Essere popolari e non saperlo
di Michele Serra
Sono abbastanza vecchio da ricordare le polemiche quando Natta, segretario del Pci dopo Berlinguer, andò a farsi intervistare da Raffaella Carrà.
Cominciava a profilarsi già allora, nei fatidici Ottanta del secolo scorso, quello che è uno dei grandi drammi della sinistra contemporanea: la comunicazione.
A quel vecchio episodio ho ripensato leggendo del tweet di Zingaretti in favore di Barbara D’Urso, che "ha portato la voce della politica vicino alle persone". Detto che Carrà sta a D’Urso come Borges sta a Pupo (parentesi: Carrà, nel suo salottino con vaso di fagioli, intervistò anche Borges, anche se nessuno se ne ricorda), ritrovo nel tweet di Zingaretti lo stesso impaccio, la stessa impotenza che cominciava a profilarsi già allora.

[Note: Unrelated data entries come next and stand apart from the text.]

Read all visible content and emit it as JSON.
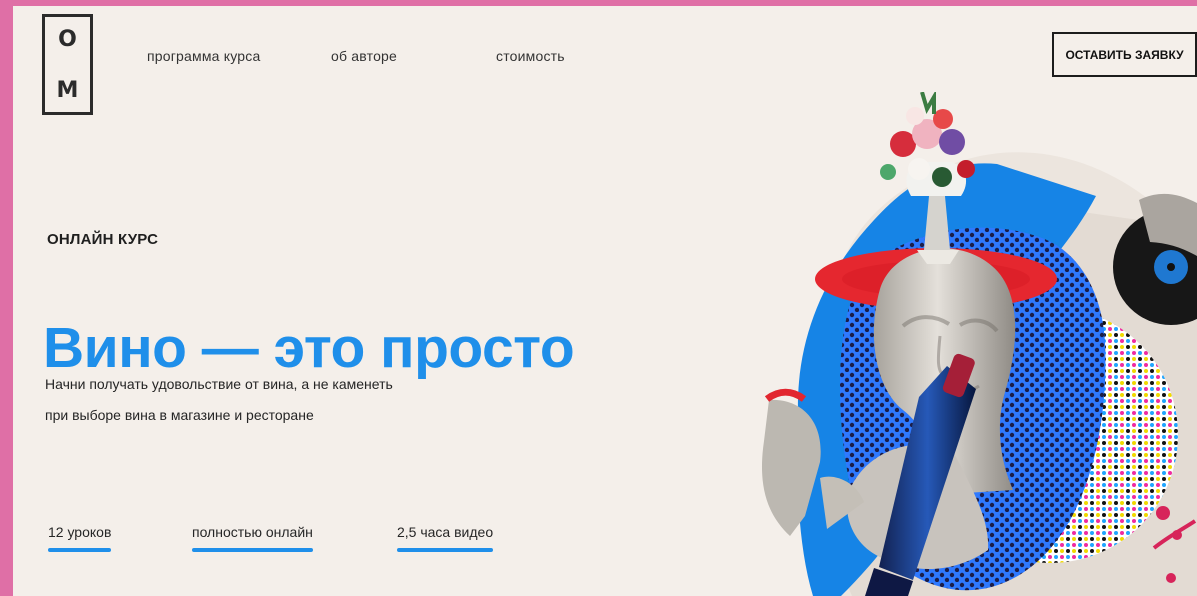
{
  "logo": {
    "top_letter": "О",
    "bottom_letter": "М"
  },
  "nav": {
    "program": "программа курса",
    "author": "об авторе",
    "price": "стоимость"
  },
  "cta": {
    "label": "ОСТАВИТЬ ЗАЯВКУ"
  },
  "hero": {
    "eyebrow": "ОНЛАЙН КУРС",
    "title": "Вино — это просто",
    "line1": "Начни получать удовольствие от вина, а не каменеть",
    "line2": "при выборе вина в магазине и ресторане"
  },
  "metrics": {
    "lessons": "12 уроков",
    "online": "полностью онлайн",
    "video": "2,5 часа видео"
  },
  "colors": {
    "accent": "#1f8fea",
    "frame": "#df6fa6",
    "background": "#f4efea",
    "record_red": "#e22f35"
  },
  "icons": {
    "collage": "wine-sculpture-collage-image"
  }
}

Cresciuta nel mito della complessità e della cultura — mito che, a conti fatti, ha una sua irriducibile dignità — la sinistra si sentì esclusa dai meccanismi semplificati eppure seduttivi della televisione e del marketing: gli stessi meccanismi che portarono al potere Berlusconi. Annaspando, cercò e non trovò in quella lingua altrui, in quei luoghi non suoi, la convinzione di essere "popolare", che in altri tempi e in altri luoghi non ebbe mai bisogno di vidimazione. Sapeva di esserlo, anzi lo era, e tanto le bastava.
Anche Zingaretti è popolare, e lo è oggettivamente. Ha una caterva di voti.
Potrebbe fare senza D’Urso, che con tutto il rispetto incarna il livello più basso non solo della comunicazione politica, ma della comunicazione tout court . Perché non lo fa?
Perché ha perduto, come la sinistra quasi al completo, la coscienza dei propri mezzi.
Altro che "puzza sotto il naso". È complesso di inferiorità in piena regola.